自分の周りでも、就職が決まり4月から会社へ行く人も多い。

そこで思ったのだが、なぜ日本の会社は未だに新卒採用制度をとっているのだろうか。一昔前は大学を卒業した新社会人は会社の中で上司に育てられ、そのまま出世をして、最終的には定年を迎えていく過程があった。しかし、時代は変わり、終身雇用ではなくなったことかつ会社側としても即戦力が欲しくなったことで、会社は新人への教育は手薄になっていると経営者は口を揃える。勿論小さな規模の会社、新人教育に熱心な会社があることは事実であるが、社会全体を見るとそれは例外に分類化される。

会社として即戦力が欲しいのであれば、完全な実力主義にするべきだと思う。つまり、新卒制度を廃止して、アメリカの様なシステムを構築するべきだ。

これには会社側の要求を満たすだけでなく次の側面がある。それは、実力主義にすることで、会社全体の能力向上に直結し、世界を相手にする企業はよりグローバル化することが可能となること。また、終身雇用ではなくなることで再雇用する際に、新卒採用制度だけだと、その人達に例え能力があったとしてもそれを評価されないことを防ぐ、即ち年齢という枠に制限がなく平等な機会が与えられるため、より公平な社会ができると考えられる。

この議論は能力のある人から見た立場であって、十分な教育を受けていない弱者にとっては不利になるとも考えられる。しかし、経済がグローバル化、高度化することで、実力主義の流れは止めることができないし、弱者がいるからと言って、能力のある人を潰すのは日本の悪しきしきたりとしてやめた方がいいと思う。だからと言って弱者を軽視する訳ではなく、なぜ弱者になるかというのは、根本的には教育が一因と考えられ(勿論、頭の回転の個人差はあるが)、教育に差が出るのは親の収入であるという客観的データもあり(ベネッセ教育研究開発センター調べ他)、親の収入に大差がつくのは…と突き詰めて行くと政治の体制が整わなくてはならない。さらに詰めていくと、以前述べたベーシック・インカムの話題に片足を突っ込んでしまうが、ここでは本題ではないので、ここで止めておく。また上で述べた弱者の定義も曖昧である。その分野で、他人より劣っているというだけで、他の分野での成功の可能性が否定されている訳ではない。どんどんチャレンジするチャンスが増えるのだ。
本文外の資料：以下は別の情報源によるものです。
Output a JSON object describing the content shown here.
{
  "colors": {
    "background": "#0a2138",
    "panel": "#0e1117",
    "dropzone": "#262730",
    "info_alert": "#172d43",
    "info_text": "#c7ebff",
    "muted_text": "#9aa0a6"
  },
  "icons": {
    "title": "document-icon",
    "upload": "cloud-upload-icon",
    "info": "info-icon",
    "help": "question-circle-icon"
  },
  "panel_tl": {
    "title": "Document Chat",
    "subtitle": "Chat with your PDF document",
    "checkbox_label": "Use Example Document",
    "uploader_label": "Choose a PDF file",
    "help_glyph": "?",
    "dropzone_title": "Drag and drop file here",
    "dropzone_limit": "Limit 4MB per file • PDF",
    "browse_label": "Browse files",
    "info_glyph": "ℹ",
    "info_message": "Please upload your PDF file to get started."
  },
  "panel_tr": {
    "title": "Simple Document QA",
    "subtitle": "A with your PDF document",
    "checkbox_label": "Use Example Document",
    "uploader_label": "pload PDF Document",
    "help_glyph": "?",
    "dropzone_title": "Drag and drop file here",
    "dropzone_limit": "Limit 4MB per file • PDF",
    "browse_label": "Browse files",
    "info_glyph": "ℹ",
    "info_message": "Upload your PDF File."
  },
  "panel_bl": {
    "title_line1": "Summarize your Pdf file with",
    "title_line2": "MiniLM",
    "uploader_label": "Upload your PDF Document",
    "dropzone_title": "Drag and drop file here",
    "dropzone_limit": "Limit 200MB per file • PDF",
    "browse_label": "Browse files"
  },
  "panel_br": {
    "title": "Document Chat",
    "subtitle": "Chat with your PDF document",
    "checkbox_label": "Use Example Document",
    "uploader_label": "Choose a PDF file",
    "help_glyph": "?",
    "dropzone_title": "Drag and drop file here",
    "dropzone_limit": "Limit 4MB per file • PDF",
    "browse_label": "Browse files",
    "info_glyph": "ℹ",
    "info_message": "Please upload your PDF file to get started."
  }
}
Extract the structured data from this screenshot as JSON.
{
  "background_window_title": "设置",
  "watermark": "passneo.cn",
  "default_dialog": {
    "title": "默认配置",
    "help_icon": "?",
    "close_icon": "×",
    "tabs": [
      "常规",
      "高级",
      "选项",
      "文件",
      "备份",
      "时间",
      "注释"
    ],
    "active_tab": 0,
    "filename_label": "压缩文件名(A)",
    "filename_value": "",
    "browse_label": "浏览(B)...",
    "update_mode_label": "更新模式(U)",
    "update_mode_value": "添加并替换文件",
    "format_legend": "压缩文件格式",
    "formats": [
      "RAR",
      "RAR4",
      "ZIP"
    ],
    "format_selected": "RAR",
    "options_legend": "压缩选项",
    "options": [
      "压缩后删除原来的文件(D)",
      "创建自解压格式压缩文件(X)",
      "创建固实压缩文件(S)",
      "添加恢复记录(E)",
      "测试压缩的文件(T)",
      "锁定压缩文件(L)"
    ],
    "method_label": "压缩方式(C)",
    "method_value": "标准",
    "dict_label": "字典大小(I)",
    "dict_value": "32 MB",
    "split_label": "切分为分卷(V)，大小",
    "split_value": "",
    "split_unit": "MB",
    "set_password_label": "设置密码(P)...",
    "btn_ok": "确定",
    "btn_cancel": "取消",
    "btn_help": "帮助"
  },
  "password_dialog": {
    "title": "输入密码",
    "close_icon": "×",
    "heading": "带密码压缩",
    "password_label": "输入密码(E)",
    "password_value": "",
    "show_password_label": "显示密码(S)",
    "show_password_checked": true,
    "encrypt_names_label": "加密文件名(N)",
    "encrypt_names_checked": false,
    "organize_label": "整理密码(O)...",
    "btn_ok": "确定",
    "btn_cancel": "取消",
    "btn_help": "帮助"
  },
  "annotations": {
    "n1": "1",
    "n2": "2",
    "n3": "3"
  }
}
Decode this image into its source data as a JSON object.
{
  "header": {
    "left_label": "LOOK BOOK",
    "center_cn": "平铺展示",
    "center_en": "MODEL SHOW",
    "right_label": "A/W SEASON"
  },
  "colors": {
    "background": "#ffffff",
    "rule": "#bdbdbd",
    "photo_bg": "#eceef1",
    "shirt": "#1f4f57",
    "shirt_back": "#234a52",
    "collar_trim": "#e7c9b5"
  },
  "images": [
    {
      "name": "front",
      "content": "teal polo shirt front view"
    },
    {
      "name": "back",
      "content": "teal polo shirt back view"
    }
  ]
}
ここで述べたことはもはや進行形であり、あと数年もすれば実力主義化するだろう。でもよくよく考えると、戦後では勉強の出来る人は学者になり、絵が得意な人は画家になり、歌が得意な人は歌手になっていた、もしかしたら今よりもより実力主義だったとも考えられる。ここ数十年(特にセンター試験が導入されてから)、国民は均一化され、他人がやっているから自分もやらなくては、具体的には他人が会社に務めているのだから自分も大企業にいって働かなきゃという強迫観念的要素があることは否定できない。同様に企業側も新卒採用をしなくてはという考えに縛られすぎだ(今時そのような考えに縛られている会社はどこも経営が悪くなっているが…)。本当に能力のありながら、その専門性の狭さ、また年齢がかなりいっているという単純な理由でドクター即ち博士が日本で軽視されるのはこれが原因だろう。その結果、その分野での能力に欠けているのに、大学での成績、大学自体の知名度だけで企業側に採用され、非効率な仕事をしているのだと思う。その最たる例が官僚であるが。一体どれぐらいの人が本気で日本を考え、仕事をしているのか。

採用者側は旧来のシステムで出世しているのだから、その枠でしか考えられないのは悲しい現状である。

つまり結論としては、行政側からのフォローを発展させつつ、実力主義化、最終的には新卒採用撤廃をすることで、日本は改善された労働システムになっていくだろうし、そうすべきである。